By Rachel Jewett | February 8, 2022

      Via Satellite archive photo

      Five organizations joined the standards group working to promote interoperability between ground communications in the satellite industry. The Digital IF Interoperability Consortium (DIFI) announced Monday that ViaLite Communications, Swedish Microwave AB, Cobham Satcom, Science Applications International Corporation, and Taiwan’s National Space Organization have joined the group. 

      DIFI, formed  is bringing together companies from across the satellite industry to push for interoperability in satellite and ground system networks. In August, DIFI introduced version 1.0 of its interoperability standard based upon VITA 49, called the IEEE-ISTO Std 4900-2021: Digital IF Interoperability Standard. The organization recently consolidated two separate standards groups into one group to extend, adapt, improve, and certify the current standard. 

      These companies join other DIFI members including Kratos Defense & Security Solutions, Kymeta, Intelsat, Gilat Satellite Networks, SES, and ST Engineering iDirect. 

      “It is a testament to the importance that the industry places on the need for digital transformation. As members of DIFI working groups advance the scope, use, testing and certification of the standard, we continue to get closer to the goal of interoperability across space networks,” commented Stuart Daughtridge, chairman of DIFI and senior vice president for Advanced Technologies at Kratos. 

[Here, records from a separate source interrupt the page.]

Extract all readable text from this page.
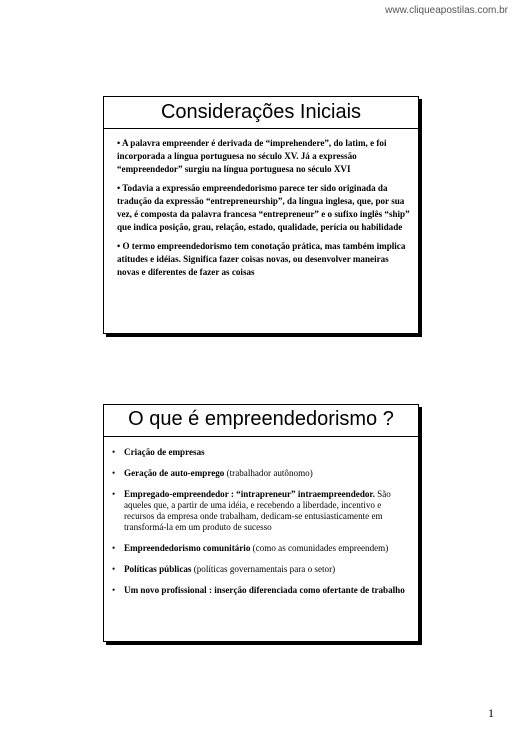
www.cliqueapostilas.com.br
Considerações Iniciais
• A palavra empreender é derivada de “imprehendere”, do latim, e foi incorporada a língua portuguesa no século XV. Já a expressão “empreendedor” surgiu na língua portuguesa no século XVI
• Todavia a expressão empreendedorismo parece ter sido originada da tradução da expressão “entrepreneurship”, da língua inglesa, que, por sua vez, é composta da palavra francesa “entrepreneur” e o sufixo inglês “ship” que indica posição, grau, relação, estado, qualidade, perícia ou habilidade
• O termo empreendedorismo tem conotação prática, mas também implica atitudes e idéias. Significa fazer coisas novas, ou desenvolver maneiras novas e diferentes de fazer as coisas
O que é empreendedorismo ?
• Criação de empresas
• Geração de auto-emprego (trabalhador autônomo)
• Empregado-empreendedor : “intrapreneur” intraempreendedor. São aqueles que, a partir de uma idéia, e recebendo a liberdade, incentivo e recursos da empresa onde trabalham, dedicam-se entusiasticamente em transformá-la em um produto de sucesso
• Empreendedorismo comunitário (como as comunidades empreendem)
• Políticas públicas (políticas governamentais para o setor)
• Um novo profissional : inserção diferenciada como ofertante de trabalho
1
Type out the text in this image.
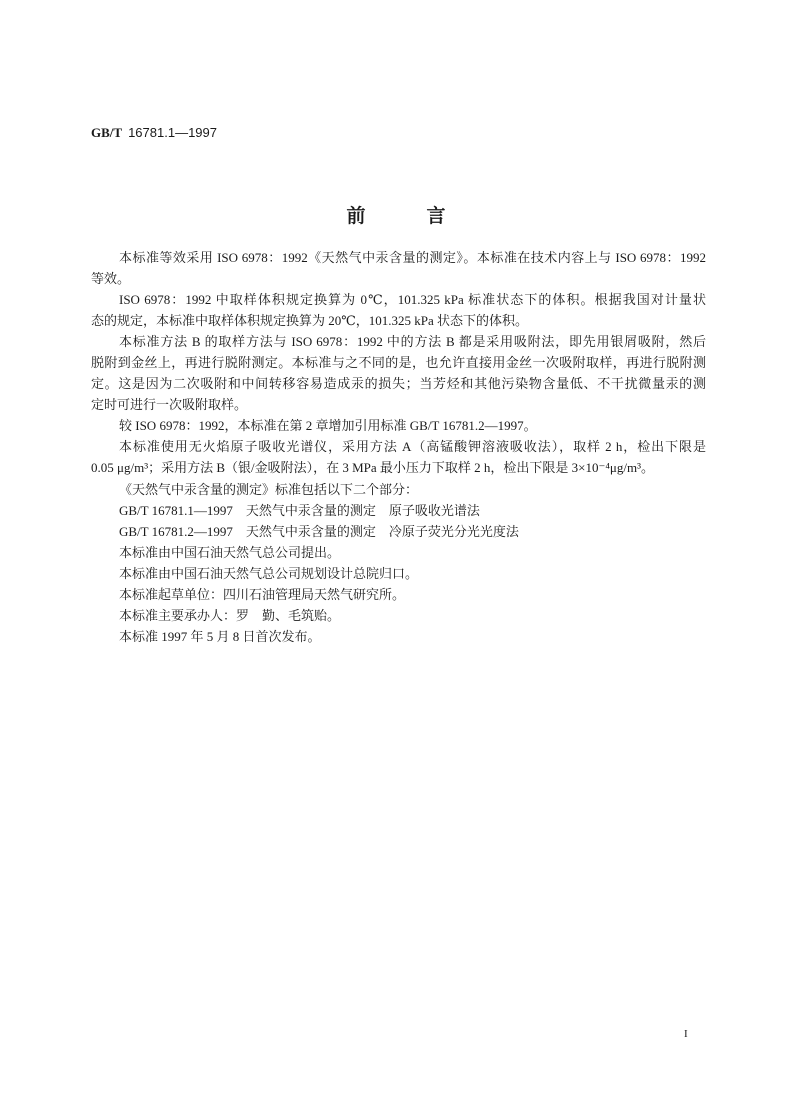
GB/T 16781.1—1997
前言
本标准等效采用 ISO 6978：1992《天然气中汞含量的测定》。本标准在技术内容上与 ISO 6978：1992
等效。
ISO 6978：1992 中取样体积规定换算为 0℃，101.325 kPa 标准状态下的体积。根据我国对计量状
态的规定，本标准中取样体积规定换算为 20℃，101.325 kPa 状态下的体积。
本标准方法 B 的取样方法与 ISO 6978：1992 中的方法 B 都是采用吸附法，即先用银屑吸附，然后
脱附到金丝上，再进行脱附测定。本标准与之不同的是，也允许直接用金丝一次吸附取样，再进行脱附测
定。这是因为二次吸附和中间转移容易造成汞的损失；当芳烃和其他污染物含量低、不干扰微量汞的测
定时可进行一次吸附取样。
较 ISO 6978：1992，本标准在第 2 章增加引用标准 GB/T 16781.2—1997。
本标准使用无火焰原子吸收光谱仪，采用方法 A（高锰酸钾溶液吸收法），取样 2 h，检出下限是
0.05 μg/m³；采用方法 B（银/金吸附法），在 3 MPa 最小压力下取样 2 h，检出下限是 3×10⁻⁴μg/m³。
《天然气中汞含量的测定》标准包括以下二个部分：
GB/T 16781.1—1997　天然气中汞含量的测定　原子吸收光谱法
GB/T 16781.2—1997　天然气中汞含量的测定　冷原子荧光分光光度法
本标准由中国石油天然气总公司提出。
本标准由中国石油天然气总公司规划设计总院归口。
本标准起草单位：四川石油管理局天然气研究所。
本标准主要承办人：罗　勤、毛筑贻。
本标准 1997 年 5 月 8 日首次发布。
I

      Daughtridge told Via Satellite in a previous interview that standards are the first step to grow the satellite industry’s share in the global telecommunications ecosystem. DIFI’s mission is to focus on the larger issue of the digital transformation of space, satellite, and related industries. 

      “Standards are just a tool to achieve that, and it’s why our members come from across all aspects and sectors of the space industry,” Daughtridge said. “We are working to build common standards that address universal needs — including the requirements of the networks we connect into.”